To była największa w historii Grecji katastrofa kolejowa. Teraz opozycja zapowiada wotum nieufności wobec rządu
Opozycyjna grecka partia PASOK w czwartek zapowiedziała złożenie wniosku o wotum nieufności dla rządu. Wcześniej tego dnia opublikowano raport, z którego wynika, że błędy systemowe i przeoczenia doprowadziły dwa lata temu do największej w historii kraju katastrofy kolejowej.
Przewodniczący socjalistycznej partii PASOK Nikos Andrulakis oświadczył, że rząd konserwatywnej Nowej Demokracji ponosi odpowiedzialność za katastrofę, w której zginęło 57 osób, a 88 zostało poważnie rannych. Dodał, że do tragedii doprowadziły też "kryminalne przeoczenia" - relacjonuje portal eKathimerini. "Z tego względu natychmiast podejmę inicjatywę złożenia wniosku o wotum nieufności (dla rządu)" - poinformował polityk.
W czwartek rano w Atenach zaprezentowany został raport Krajowej Komisji ds. Wypadków Lotniczych i Kolejowych na temat katastrofy z 28 lutego 2023 r. w Tempi w środkowej Grecji. Pociąg pasażerski, którym podróżowało wielu studentów, zderzył się wtedy z jadącym z przeciwnej strony składem towarowym.
Z raportu wynika, że w związku z nieprawidłowymi działaniami podjętymi po zdarzeniu na miejscu utracone zostały ważne dowody. "To, co się zdarzyło - zniszczenie dowodów w ciągu trzech dni - nie może nigdy więcej się powtórzyć" - powiedział Kostas Kapetanidis, kierujący zespołem śledczym Komisji, która rozpoczęła działania dopiero w marcu ubiegłego roku.
Według śledczych do wypadku doprowadziły m.in. systematyczne zaniedbania, błąd ludzki, nieodpowiedni nadzór, chaotyczne procedury, brak koordynacji. Wyrażono też przekonanie, że do eksplozji i pożaru, które nastąpiły po kolizji, mogła przyczynić się nieokreślona substancja. Pojawiły się liczne spekulacje na temat rodzaju ładunku transportowanego przez pociąg towarowy. Większość ofiar zginęła wskutek zderzenia pociągów, kilka z nich - w wyniku pożaru.

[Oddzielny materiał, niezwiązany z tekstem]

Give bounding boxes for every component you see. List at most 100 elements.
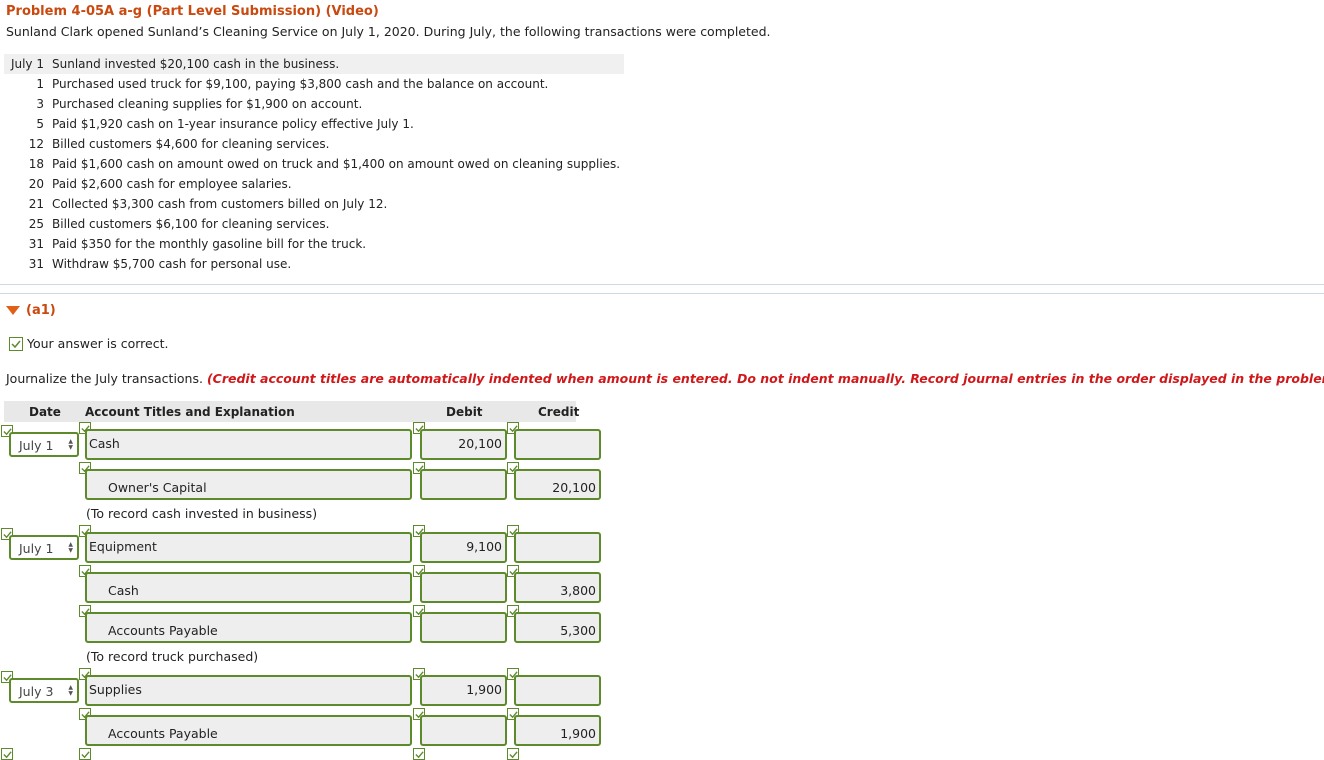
correct-status: Your answer is correct. <box>9 336 168 351</box>
checkmark-icon <box>413 748 425 760</box>
transaction-text: Sunland invested $20,100 cash in the bus… <box>52 54 624 74</box>
credit-input[interactable]: 1,900 <box>514 715 601 746</box>
transaction-day: 20 <box>28 177 44 191</box>
transaction-day: 1 <box>36 77 44 91</box>
part-label: (a1) <box>26 303 56 318</box>
problem-intro: Sunland Clark opened Sunland’s Cleaning … <box>6 24 771 39</box>
transaction-row: 31 Paid $350 for the monthly gasoline bil… <box>4 234 624 254</box>
transaction-day: 3 <box>36 97 44 111</box>
transaction-text: Withdraw $5,700 cash for personal use. <box>52 257 292 271</box>
updown-arrows-icon: ▲ ▼ <box>68 541 73 554</box>
debit-input[interactable]: 1,900 <box>420 675 507 706</box>
date-select[interactable]: July 1 ▲ ▼ <box>9 432 79 457</box>
transaction-text: Billed customers $4,600 for cleaning ser… <box>52 137 330 151</box>
transaction-text: Paid $1,600 cash on amount owed on truck… <box>52 157 621 171</box>
debit-input[interactable]: 9,100 <box>420 532 507 563</box>
transaction-day: 5 <box>36 117 44 131</box>
header-date: Date <box>29 405 61 419</box>
transaction-row: 18 Paid $1,600 cash on amount owed on tru… <box>4 154 624 174</box>
transaction-date: 18 <box>4 154 52 174</box>
credit-input[interactable]: 5,300 <box>514 612 601 643</box>
collapse-triangle-icon <box>6 306 20 315</box>
account-title-input[interactable]: Cash <box>85 429 412 460</box>
checkmark-icon <box>507 748 519 760</box>
transaction-row: 31 Withdraw $5,700 cash for personal use. <box>4 254 624 274</box>
transaction-row: 21 Collected $3,300 cash from customers b… <box>4 194 624 214</box>
transaction-text: Paid $350 for the monthly gasoline bill … <box>52 237 367 251</box>
problem-title: Problem 4-05A a-g (Part Level Submission… <box>6 4 379 19</box>
transaction-day: 21 <box>28 197 44 211</box>
debit-input[interactable]: 20,100 <box>420 429 507 460</box>
transaction-date: 31 <box>4 234 52 254</box>
transaction-row: July 1 Sunland invested $20,100 cash in t… <box>4 54 624 74</box>
transaction-month: July <box>10 57 33 71</box>
transaction-date: 5 <box>4 114 52 134</box>
updown-arrows-icon: ▲ ▼ <box>68 438 73 451</box>
date-select[interactable]: July 3 ▲ ▼ <box>9 678 79 703</box>
transaction-date: July 1 <box>4 54 52 74</box>
account-title-input[interactable]: Equipment <box>85 532 412 563</box>
updown-arrows-icon: ▲ ▼ <box>68 684 73 697</box>
account-title-input[interactable]: Cash <box>85 572 412 603</box>
header-credit: Credit <box>538 405 580 419</box>
debit-input[interactable] <box>420 469 507 500</box>
transaction-date: 1 <box>4 74 52 94</box>
instructions: Journalize the July transactions. (Credi… <box>6 371 1324 386</box>
date-value: July 1 <box>19 438 54 453</box>
account-title-input[interactable]: Accounts Payable <box>85 715 412 746</box>
transaction-date: 12 <box>4 134 52 154</box>
transaction-row: 12 Billed customers $4,600 for cleaning s… <box>4 134 624 154</box>
account-title-input[interactable]: Supplies <box>85 675 412 706</box>
transaction-row: 1 Purchased used truck for $9,100, paying… <box>4 74 624 94</box>
date-select[interactable]: July 1 ▲ ▼ <box>9 535 79 560</box>
entry-explanation: (To record truck purchased) <box>86 649 259 664</box>
transactions-table: July 1 Sunland invested $20,100 cash in t… <box>4 54 624 274</box>
divider <box>0 293 1324 294</box>
transaction-day: 18 <box>28 157 44 171</box>
transaction-text: Purchased used truck for $9,100, paying … <box>52 77 549 91</box>
transaction-text: Collected $3,300 cash from customers bil… <box>52 197 388 211</box>
credit-input[interactable] <box>514 532 601 563</box>
transaction-day: 12 <box>28 137 44 151</box>
transaction-date: 25 <box>4 214 52 234</box>
account-title-input[interactable]: Accounts Payable <box>85 612 412 643</box>
journal-header: Date Account Titles and Explanation Debi… <box>4 401 580 422</box>
header-account: Account Titles and Explanation <box>85 405 295 419</box>
date-value: July 1 <box>19 541 54 556</box>
transaction-date: 31 <box>4 254 52 274</box>
checkmark-icon <box>79 748 91 760</box>
instruction-text: Journalize the July transactions. <box>6 371 203 386</box>
transaction-day: 31 <box>28 237 44 251</box>
credit-input[interactable] <box>514 429 601 460</box>
debit-input[interactable] <box>420 715 507 746</box>
transaction-date: 20 <box>4 174 52 194</box>
debit-input[interactable] <box>420 612 507 643</box>
part-a1-toggle[interactable]: (a1) <box>6 303 56 318</box>
status-text: Your answer is correct. <box>27 336 169 351</box>
credit-input[interactable] <box>514 675 601 706</box>
transaction-day: 25 <box>28 217 44 231</box>
transaction-date: 21 <box>4 194 52 214</box>
date-value: July 3 <box>19 684 54 699</box>
instruction-note: (Credit account titles are automatically… <box>206 371 1324 386</box>
transaction-row: 3 Purchased cleaning supplies for $1,900 … <box>4 94 624 114</box>
credit-input[interactable]: 20,100 <box>514 469 601 500</box>
transaction-row: 20 Paid $2,600 cash for employee salaries… <box>4 174 624 194</box>
account-title-input[interactable]: Owner's Capital <box>85 469 412 500</box>
transaction-row: 5 Paid $1,920 cash on 1-year insurance po… <box>4 114 624 134</box>
transaction-row: 25 Billed customers $6,100 for cleaning s… <box>4 214 624 234</box>
transaction-text: Paid $2,600 cash for employee salaries. <box>52 177 292 191</box>
transaction-date: 3 <box>4 94 52 114</box>
credit-input[interactable]: 3,800 <box>514 572 601 603</box>
checkmark-icon <box>1 748 13 760</box>
entry-explanation: (To record cash invested in business) <box>86 506 318 521</box>
transaction-text: Billed customers $6,100 for cleaning ser… <box>52 217 330 231</box>
divider <box>0 284 1324 285</box>
transaction-text: Purchased cleaning supplies for $1,900 o… <box>52 97 363 111</box>
transaction-text: Paid $1,920 cash on 1-year insurance pol… <box>52 117 414 131</box>
checkmark-icon <box>9 336 23 351</box>
transaction-day: 1 <box>36 57 44 71</box>
header-debit: Debit <box>446 405 483 419</box>
transaction-day: 31 <box>28 257 44 271</box>
debit-input[interactable] <box>420 572 507 603</box>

Bezpośrednią przyczyną była, według ekspertów, "sekwencja zdarzeń, która doprowadziła do tego, że niedostatecznie wyszkolony zawiadowca stacji kolejowej Larisa, w której brakowało personelu, przez przypadek skierował pociąg pasażerski na te same tory, którymi z przeciwnej strony jechał pociąg towarowy".

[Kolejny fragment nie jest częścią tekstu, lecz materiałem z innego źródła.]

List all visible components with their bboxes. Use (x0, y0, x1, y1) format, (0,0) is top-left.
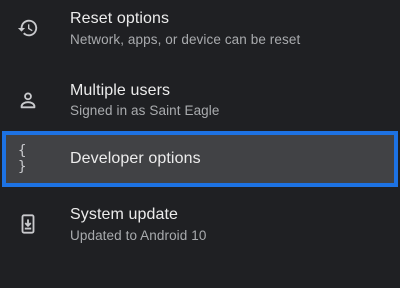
reset-options-title: Reset options (70, 10, 170, 27)
multiple-users-subtitle: Signed in as Saint Eagle (70, 103, 220, 118)
history-icon (16, 16, 40, 40)
settings-item-developer-options[interactable]: { } Developer options (2, 131, 398, 187)
system-update-subtitle: Updated to Android 10 (70, 228, 207, 243)
system-update-icon (16, 212, 40, 236)
settings-list: Reset options Network, apps, or device c… (0, 0, 400, 288)
system-update-title: System update (70, 206, 179, 223)
settings-item-reset-options[interactable]: Reset options Network, apps, or device c… (0, 0, 400, 60)
braces-icon: { } (18, 143, 27, 175)
developer-options-title: Developer options (70, 150, 201, 167)
multiple-users-title: Multiple users (70, 82, 171, 99)
settings-item-system-update[interactable]: System update Updated to Android 10 (0, 196, 400, 256)
reset-options-subtitle: Network, apps, or device can be reset (70, 32, 301, 47)
person-icon (16, 88, 40, 112)
settings-item-multiple-users[interactable]: Multiple users Signed in as Saint Eagle (0, 72, 400, 128)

Postępowanie sądowe w sprawie tragedii ma zakończyć się w tym roku.
W drugą rocznicę katastrofy w kilkuset miastach i miejscowościach w Grecji i za granicą mają odbyć się demonstracje solidarności z rodzinami ofiar tamtej tragedii. Ludzie są niezadowoleni z działań państwa w związku z katastrofą. Prognozuje się, że piątkowe demonstracje będą największymi od lat. Związki zawodowe wezwały do dobowego generalnego strajku pracowników sektora prywatnego i publicznego. Strajkować mają m.in. nauczyciele, lekarze, handlowcy, pracownicy transportu publicznego, kontrolerzy ruchu lotniczego oraz studenci. Metro w Atenach ma działać w ograniczonych godzinach, by umożliwić uczestnikom protestu dojazd do centrum miasta.
Premier Kyriakos Micotakis zaapelował w środę, by nie wykorzystywać żałoby w związku z drugą rocznicą katastrofy do dzielenia społeczeństwa. Ostrzegł, że "niektórzy chcą przekształcić zbiorową żałobę w okazję do dalszych podziałów i wykorzystać ból ofiar do własnych politycznych celów". "Ci, którzy postrzegają piątek jako punkt zwrotny dla siłowego przewrotu, spotkają się z naszym sprzeciwem" - zapowiedział szef rządu i zaapelował o jedność.